Malgré tous ces dévouements, le mal prend tellement d’extension que les consuls doivent engager un ou deux hommes, spécialement chargés d’enterrer les morts et de désinfecter les maisons. Hospitalliers, tel était leur nom officiel ; mais, dans son langage imagé et pittoresque, le paysan les appelait volontiers corbeaux. Le métier, s’il était bien payé (60 livres), comportait des risques. Et Anthoine de la Mure, qui, le 24 décembre 1628, recevait quatre livres pour avoir enterré Augustine Comba, semble bien avoir lui-même succombé peu de temps après. Car, le 27 janvier 1630, Pernette Chamarier, sa veuve, reçoit, après procès, de Regnaud Morellon, receveur des tailles en 1628, la somme de 16 livres 15 sols en escus d’Itallie et monnoie blanche, pour reste, fin et entier payement des 60 livres dues pour le service fait par le dit La Mure au lieu et paroisse de Chaponost, où il se fust affermé pour hospitallier. Le 23 septembre 1629, c’est à Jean Ramières, corbeau ou hospitallier de Chaponost, que Jean Ponsset paie 6 livres, pour avoir nettoyé la maison où Claude Ponsset était décédé du mal contagieux, sa femme et trois de leurs enfants, et encore celle des héritiers feu Claude Décombes où sa femme décéda.

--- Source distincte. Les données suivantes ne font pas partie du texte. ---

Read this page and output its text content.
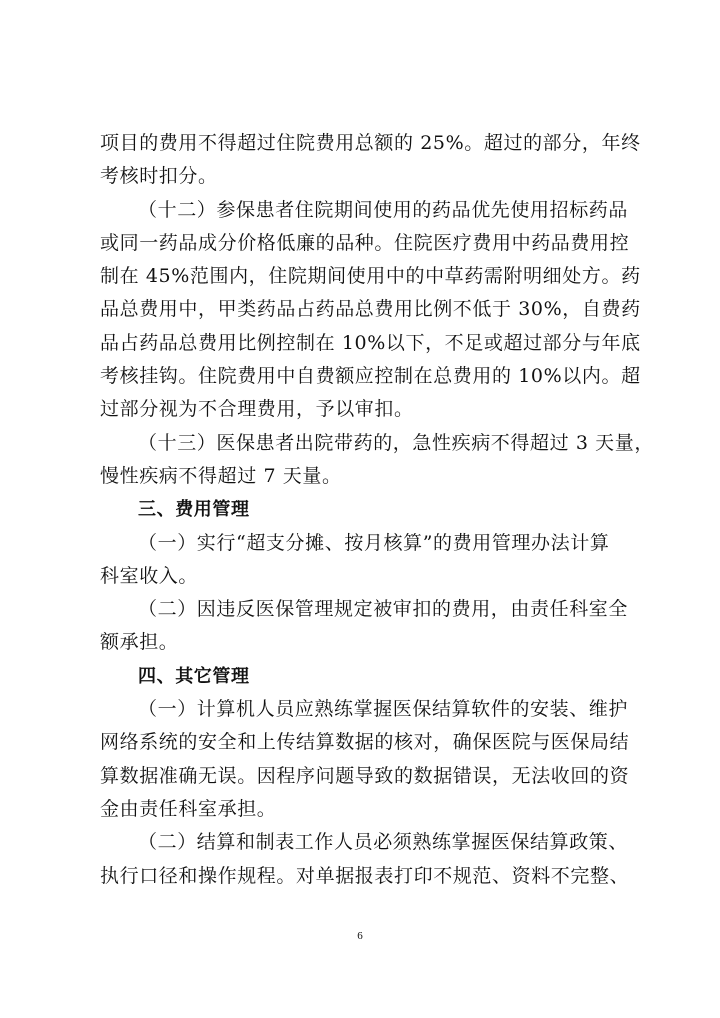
项目的费用不得超过住院费用总额的 25%。超过的部分，年终
考核时扣分。
（十二）参保患者住院期间使用的药品优先使用招标药品
或同一药品成分价格低廉的品种。住院医疗费用中药品费用控
制在 45%范围内，住院期间使用中的中草药需附明细处方。药
品总费用中，甲类药品占药品总费用比例不低于 30%，自费药
品占药品总费用比例控制在 10%以下，不足或超过部分与年底
考核挂钩。住院费用中自费额应控制在总费用的 10%以内。超
过部分视为不合理费用，予以审扣。
（十三）医保患者出院带药的，急性疾病不得超过 3 天量，
慢性疾病不得超过 7 天量。
三、费用管理
（一）实行“超支分摊、按月核算”的费用管理办法计算
科室收入。
（二）因违反医保管理规定被审扣的费用，由责任科室全
额承担。
四、其它管理
（一）计算机人员应熟练掌握医保结算软件的安装、维护
网络系统的安全和上传结算数据的核对，确保医院与医保局结
算数据准确无误。因程序问题导致的数据错误，无法收回的资
金由责任科室承担。
（二）结算和制表工作人员必须熟练掌握医保结算政策、
执行口径和操作规程。对单据报表打印不规范、资料不完整、
6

En quoi consistait ce nettoyage ? Essentiellement à parfumer les maisons et à les blanchir à la chaux. Le 14 août 1629, les consuls s’adressent au Bureau de la santé à Lyon et requièrent leur vouloir octroyer un parfumeur pour faire désinfecter les maisons infectées : et ils avancent eux-mêmes l’argent nécessaire. Le 23 septembre, Nicolas Montagnon, maître-maçon et charpentier de Chaponost, reçoit 24 livres tournois pour avoir abondamment nettoyé et blanchi deux maisons avec chaux blanche et colle, duquel compte 3 livres 15 sols sont pour parfung achepté par deux diverses fois, en conséquence de l’injonction à luy faicte par les consuls.

Il ne semble pas que, à cette époque, Chaponost ait possédé un médecin, un chirurgien, comme on disait. Tout au plus savons-nous que Jacques Pélisson fut pensé et servi, lui et sa famille, pendant que sa maison fut affligée de contagion, par messire Jacques Decorzelles de la Vallet, maître-chirurgien à Lyon, et que celui-ci n’obtint pas le supplément d’honoraires qu’il réclamait. Plus heureux, ou plus puissant, honnête Claude Bodier, maître-chirurgien de Brignais. N’arrivant pas à se faire payer par l’hôtelier de Chaponost, Étienne Régnier — dont le père, la mère et le frère étaient morts malgré ses soins —, maître Bodier lui intenta, auprès du juge de Chaponost, un procès qu’il gagna. Et le 16 août 1634, à Brignais, dans le logis où pend pour enseigne la croix-blanche, Étienne Régnier paie 90 livres, en déduction de plus grande somme en laquelle il a esté condempné envers maître Bodier pour avoir pensé et médicamenté ses parents pendant qu’ils furent attaincts de malladie contagieuse dont ils décéddarent.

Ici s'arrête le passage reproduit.